Les problèmes de délais de paiement s’expliquent notamment par le changement d’interlocuteur du prestataire de service au sein de l’OCP, les retards de validation des factures, le désengagement prématuré des chefs de projets après la livraison des prestations… En raison de l’importance de la question, des indicateurs hebdomadaires sur le respect des délais de paiement sont transmis à l’ombudsman. Ce qui lui permet d’alerter les services concernés chaque fois qu’il constate une certaine lenteur au niveau du traitement des factures.

Quand l’exécution d’un marché accuse du retard, l’OCP applique systématiquement des indemnités de retard. Ce motif est à l’origine de 3% des doléances de requérants. L’ombudsman est d’ailleurs arrivé à convaincre le management du groupe OCP à les annuler partiellement ou intégralement. La deuxième thématique traitée (18% des requêtes) porte sur des questions diverses: licenciements, demandes de dédommagent, environnement…

88 dossiers émanent d’entreprises implantées au Maroc, 5 proviennent de France, 3 d’Espagne, 2 de Turquie… Les cas qui ne sont pas éligibles sont toutefois examinés. 21 requêtes sont traitées ou en cours de traitement.
Le médiateur a mis en ligne une plateforme trilingue (www.ombudsman-ocp.ma) pour permettre aux membres de l’écosystème de l’OCP de transmettre leurs doléances par internet. D’ailleurs, 88% des dossiers ont été notifiés par ce procédé. 85% des affaires traitées ont été résolues. 11% sont en cours d’instruction et 4% en phase finale de règlement. Le tiers des requérants n’ont pas été satisfaits par la tournure qu’a connue leur demande.

Mis en place en février 2016, l’ombudsman est une institution indépendante de l’OCP et de son écosystème. Ce qui ne l’empêche pas dans le cadre de sa mission d’avoir accès à tous les membres du management et à toute l’information dont il aurait besoin. Ses prestations sont gratuites.

Il a pour mission de contribuer au règlement des litiges entre les deux parties. L’écoute des requérants lui permet de sonder leur expérience commerciale avec le plus grand donneur d’ordre du Royaume et de remonter l’information vers le management. Le médiateur a également pour rôle de prévenir les conflits entre le groupe et ses partenaires.

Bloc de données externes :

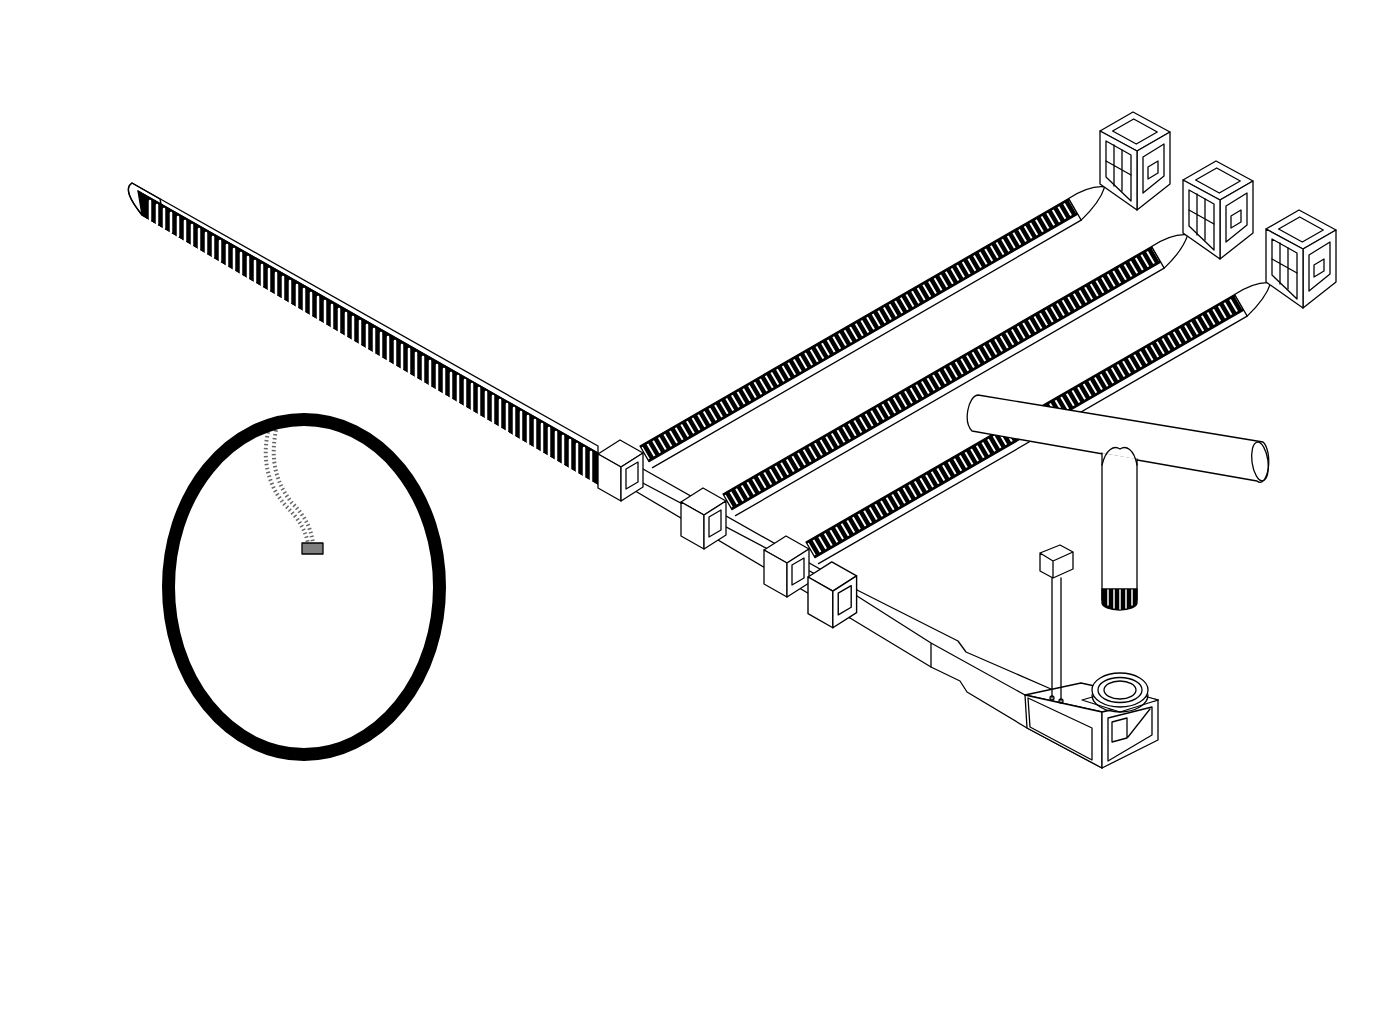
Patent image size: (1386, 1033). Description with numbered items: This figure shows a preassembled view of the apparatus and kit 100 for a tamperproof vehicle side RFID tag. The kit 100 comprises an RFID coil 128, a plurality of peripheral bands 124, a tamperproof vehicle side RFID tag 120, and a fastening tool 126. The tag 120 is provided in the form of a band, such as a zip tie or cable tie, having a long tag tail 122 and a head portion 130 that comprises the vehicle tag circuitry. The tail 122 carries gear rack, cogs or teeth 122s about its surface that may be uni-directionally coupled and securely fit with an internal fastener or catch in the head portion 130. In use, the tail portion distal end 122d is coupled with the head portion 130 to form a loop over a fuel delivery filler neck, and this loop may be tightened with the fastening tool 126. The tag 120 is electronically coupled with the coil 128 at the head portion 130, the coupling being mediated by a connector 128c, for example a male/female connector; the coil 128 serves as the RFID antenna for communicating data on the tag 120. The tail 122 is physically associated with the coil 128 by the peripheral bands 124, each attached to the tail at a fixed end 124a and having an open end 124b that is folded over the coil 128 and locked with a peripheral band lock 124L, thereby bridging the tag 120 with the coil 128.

The apparatus and kit 100 is at (364, 194).
The tamperproof vehicle side RFID tag 120 is at (564, 344).
The tag tail 122 is at (885, 632).
The tail portion distal end 122d is at (145, 198).
The teeth 122s is at (225, 253).
The peripheral band 124 is at (907, 280).
The peripheral band lock 124L is at (1087, 152).
The fixed end 124a is at (690, 543).
The open end 124b is at (1267, 292).
The fastening tool 126 is at (1228, 462).
The RFID coil 128 is at (247, 433).
The connector 128c is at (1045, 592).
The head portion 130 is at (1031, 754).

D’ailleurs, il a la possibilité de s’autosaisir au sujet d’une problématique récurrente qui risque d’impacter négativement les relations commerciales du groupe. Il est attendu de lui qu’il formule des propositions d’amélioration, mais il ne peut ni instaurer une jurisprudence, ni imposer une solution et encore moins compenser directement un plaignant. Il ne peut non plus instaurer une automaticité pour des situations similaires à des cas traités précédemment. Chaque situation est instruite de manière différenciée. Dans son approche, le médiateur de l’OCP adopte les standards de l’International Ombudsman Association (IOA).

Le périmètre d’action du médiateur

L’ombudsman peut être saisi aussi bien par une entreprise privée, publique, marocaine ou internationale qu’une organisation de la société civile, mais ne peut prendre en charge les doléances d’ordre social ou syndical ni des collaborateurs internes du groupe OCP. Ne sont pas retenus non plus les dossiers en cours d’instruction judiciaire, les demandes de mécénat ni les réclamations d’impayés sans un recours préalable auprès des services concernés. Le médiateur peut intervenir au niveau de la trentaine de filiales que compte le groupe.